Deep-learning data processing for photon-counting CT
||Deep-learning data processing for photon-counting CT|
||Mats Persson <firstname.lastname@example.org>|
||Kungliga Tekniska högskolan|
||2022-02-03 – 2022-09-01|
X-ray computed tomography (CT) imaging is a widely used medical imaging modality with around 100 million examinations per year in the US alone, providing healthcare with an important tool for diagnosis and treatment planning for a wide range of diseases such as stroke, cancer, and cardiovascular disease.
The latest improvement of this technology is photon-counting CT, which is based on a new, energy-resolving x-ray detector type that promises lower dose, higher spatial resolution, and improved characterization of tissue composition. A key problem in this field is to develop data processing and image reconstruction algorithms for photon-counting CT that are both able to make optimal use of the measured data and are sufficiently computationally fast to be adopted in clinical use. In recent years, deep-learning based image processing methods have been shown to be highly effective for improving image quality for conventional CT imaging in addition to being computationally inexpensive to apply once the training process is complete. In our preliminary results we have seen drastic improvement in image quality for denoising and artifact reduction tasks for photon-counting CT.
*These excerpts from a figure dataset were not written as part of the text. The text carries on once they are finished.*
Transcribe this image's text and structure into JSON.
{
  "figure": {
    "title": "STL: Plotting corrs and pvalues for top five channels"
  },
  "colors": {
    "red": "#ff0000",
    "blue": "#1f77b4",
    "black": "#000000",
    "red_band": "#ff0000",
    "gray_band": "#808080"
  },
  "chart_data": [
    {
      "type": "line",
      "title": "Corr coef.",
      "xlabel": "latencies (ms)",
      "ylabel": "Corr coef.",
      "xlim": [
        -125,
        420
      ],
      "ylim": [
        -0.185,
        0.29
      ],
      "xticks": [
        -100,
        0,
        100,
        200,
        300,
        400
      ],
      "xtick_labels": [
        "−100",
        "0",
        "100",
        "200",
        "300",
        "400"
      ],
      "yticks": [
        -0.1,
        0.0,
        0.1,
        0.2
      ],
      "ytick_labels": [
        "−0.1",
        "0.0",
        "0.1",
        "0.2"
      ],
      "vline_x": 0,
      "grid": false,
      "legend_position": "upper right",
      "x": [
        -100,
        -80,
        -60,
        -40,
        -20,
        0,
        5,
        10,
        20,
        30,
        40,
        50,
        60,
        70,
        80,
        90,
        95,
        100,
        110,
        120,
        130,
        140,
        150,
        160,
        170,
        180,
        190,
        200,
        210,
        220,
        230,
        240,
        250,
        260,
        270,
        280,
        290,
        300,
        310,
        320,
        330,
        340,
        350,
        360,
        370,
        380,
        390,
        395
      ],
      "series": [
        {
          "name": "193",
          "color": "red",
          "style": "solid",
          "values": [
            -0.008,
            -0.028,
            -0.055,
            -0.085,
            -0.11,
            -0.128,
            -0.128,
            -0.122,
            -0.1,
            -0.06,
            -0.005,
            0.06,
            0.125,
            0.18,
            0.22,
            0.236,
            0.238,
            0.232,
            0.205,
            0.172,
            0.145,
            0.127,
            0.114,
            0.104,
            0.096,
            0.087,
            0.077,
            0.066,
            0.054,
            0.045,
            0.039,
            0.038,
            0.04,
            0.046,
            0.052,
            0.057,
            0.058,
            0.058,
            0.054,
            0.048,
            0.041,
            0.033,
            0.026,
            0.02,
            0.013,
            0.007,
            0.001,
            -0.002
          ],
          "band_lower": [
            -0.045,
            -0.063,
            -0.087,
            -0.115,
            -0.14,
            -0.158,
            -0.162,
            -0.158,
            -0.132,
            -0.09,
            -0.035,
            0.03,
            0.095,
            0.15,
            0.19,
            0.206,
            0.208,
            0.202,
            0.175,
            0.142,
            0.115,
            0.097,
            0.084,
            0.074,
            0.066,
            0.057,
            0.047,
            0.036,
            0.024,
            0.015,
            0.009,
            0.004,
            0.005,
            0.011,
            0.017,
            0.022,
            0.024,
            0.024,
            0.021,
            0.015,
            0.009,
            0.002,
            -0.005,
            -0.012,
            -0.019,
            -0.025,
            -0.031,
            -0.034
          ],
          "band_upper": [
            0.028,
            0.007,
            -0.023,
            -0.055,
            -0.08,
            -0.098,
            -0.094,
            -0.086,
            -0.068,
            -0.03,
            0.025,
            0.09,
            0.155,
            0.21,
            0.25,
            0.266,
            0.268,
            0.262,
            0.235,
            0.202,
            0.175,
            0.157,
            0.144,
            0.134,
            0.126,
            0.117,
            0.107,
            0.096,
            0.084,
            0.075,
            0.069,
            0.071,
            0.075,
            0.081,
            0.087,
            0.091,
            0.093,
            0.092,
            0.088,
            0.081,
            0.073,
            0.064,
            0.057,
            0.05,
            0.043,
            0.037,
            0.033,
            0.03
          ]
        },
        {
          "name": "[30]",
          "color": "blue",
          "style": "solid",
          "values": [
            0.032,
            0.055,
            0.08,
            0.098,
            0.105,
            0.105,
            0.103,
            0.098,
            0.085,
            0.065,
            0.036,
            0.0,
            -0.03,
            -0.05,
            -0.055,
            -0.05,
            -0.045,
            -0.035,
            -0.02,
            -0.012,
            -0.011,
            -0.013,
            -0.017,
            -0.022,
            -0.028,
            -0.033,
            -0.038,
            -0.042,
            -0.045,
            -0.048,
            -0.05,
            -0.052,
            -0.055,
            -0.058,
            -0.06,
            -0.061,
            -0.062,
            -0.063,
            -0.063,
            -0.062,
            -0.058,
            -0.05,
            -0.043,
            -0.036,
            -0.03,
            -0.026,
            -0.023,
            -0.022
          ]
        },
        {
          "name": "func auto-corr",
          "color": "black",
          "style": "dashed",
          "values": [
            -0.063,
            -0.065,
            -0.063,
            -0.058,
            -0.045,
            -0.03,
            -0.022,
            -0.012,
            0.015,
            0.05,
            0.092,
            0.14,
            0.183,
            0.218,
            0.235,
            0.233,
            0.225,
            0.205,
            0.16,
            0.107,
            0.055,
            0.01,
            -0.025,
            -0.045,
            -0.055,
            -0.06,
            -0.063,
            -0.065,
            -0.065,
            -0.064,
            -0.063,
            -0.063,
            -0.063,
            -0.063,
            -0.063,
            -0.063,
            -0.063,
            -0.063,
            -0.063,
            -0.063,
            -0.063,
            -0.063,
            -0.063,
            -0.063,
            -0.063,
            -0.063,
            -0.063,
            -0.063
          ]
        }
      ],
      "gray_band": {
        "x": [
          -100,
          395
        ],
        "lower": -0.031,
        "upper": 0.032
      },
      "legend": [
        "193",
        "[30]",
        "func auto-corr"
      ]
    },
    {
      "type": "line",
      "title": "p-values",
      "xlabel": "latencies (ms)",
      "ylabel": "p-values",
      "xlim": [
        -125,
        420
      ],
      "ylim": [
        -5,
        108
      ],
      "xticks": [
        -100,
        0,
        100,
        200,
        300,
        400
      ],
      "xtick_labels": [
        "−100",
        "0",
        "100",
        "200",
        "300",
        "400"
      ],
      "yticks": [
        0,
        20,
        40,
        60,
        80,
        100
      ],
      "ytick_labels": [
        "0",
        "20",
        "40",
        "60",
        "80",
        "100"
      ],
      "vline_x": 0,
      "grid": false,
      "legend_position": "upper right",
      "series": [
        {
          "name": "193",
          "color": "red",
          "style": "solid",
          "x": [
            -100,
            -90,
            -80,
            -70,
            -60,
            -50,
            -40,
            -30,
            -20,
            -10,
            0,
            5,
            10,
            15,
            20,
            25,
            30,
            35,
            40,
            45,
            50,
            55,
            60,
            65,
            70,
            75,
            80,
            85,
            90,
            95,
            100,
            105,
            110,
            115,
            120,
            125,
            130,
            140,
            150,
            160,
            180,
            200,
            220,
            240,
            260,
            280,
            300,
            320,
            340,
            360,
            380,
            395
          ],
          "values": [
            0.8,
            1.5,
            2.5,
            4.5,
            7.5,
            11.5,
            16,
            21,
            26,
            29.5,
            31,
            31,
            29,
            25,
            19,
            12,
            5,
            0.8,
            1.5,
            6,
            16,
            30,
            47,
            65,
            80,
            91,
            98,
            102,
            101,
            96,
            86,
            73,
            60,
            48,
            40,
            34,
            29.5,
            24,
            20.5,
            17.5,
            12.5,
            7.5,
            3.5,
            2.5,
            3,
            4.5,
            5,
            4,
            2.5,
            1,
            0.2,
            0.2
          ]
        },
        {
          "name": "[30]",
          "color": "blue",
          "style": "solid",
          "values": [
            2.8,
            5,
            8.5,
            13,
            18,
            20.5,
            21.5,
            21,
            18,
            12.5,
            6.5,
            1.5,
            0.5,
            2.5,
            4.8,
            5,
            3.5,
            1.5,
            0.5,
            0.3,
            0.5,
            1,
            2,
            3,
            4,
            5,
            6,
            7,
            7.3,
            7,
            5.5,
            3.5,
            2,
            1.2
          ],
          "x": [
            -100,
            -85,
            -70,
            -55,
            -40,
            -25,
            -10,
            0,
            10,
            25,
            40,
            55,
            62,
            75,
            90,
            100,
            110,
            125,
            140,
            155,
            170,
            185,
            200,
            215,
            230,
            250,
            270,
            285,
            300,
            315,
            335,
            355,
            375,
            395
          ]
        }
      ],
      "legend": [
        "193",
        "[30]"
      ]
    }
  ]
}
Our goal is to develop deep-learning based data processing methods for reduction of image artifacts and noise that can be integrated into the image reconstruction process and lead to improved photon-counting CT imaging. We will train convolutional neural networks on simulated CT scans of numerical phantoms generated from anonymized CT image datasets available online, using images corrupted by artifacts and noise as input and corresponding high-fidelity images as labels. Since the images are anonymized, the data will not contain any protected health information. We will evaluate performance by reconstructing images of test objects resembling human patients imaged with a prototype photon-counting CT scanner, based on technology developed in our research group, that is in operation at MedTechLabs at Karolinska University Hospital.
We have previously trained neural networks on personal computers and on the Tegner system at KTH PDC. As Tegner is being decommissioned and as we have found that we need to use large models requiring more memory (several tens of GB) than can be fitted in the GPU RAM of most graphics card, the A100 GPUs of Berzelius are well suited for this project. The default allocation will suffice for training efficiently on datasets up to 40 GB and evaluating multi-GPU implementations for larger datasets in a limited number of cases. If we find that more training capacity is needed for this research project, we may use our experience with the default allocation to apply for a larger allocation in the future.
The expected outcome is a proof of concept demonstrating that incorporating deep-learning image processing steps in the CT image reconstruction can play an important role in improving the diagnostic quality of photon-counting CT. This will be an important step towards our long-term goal of introducing a novel highly accurate photon-counting CT imaging technique in clinical practice, with large potential benefits to human health.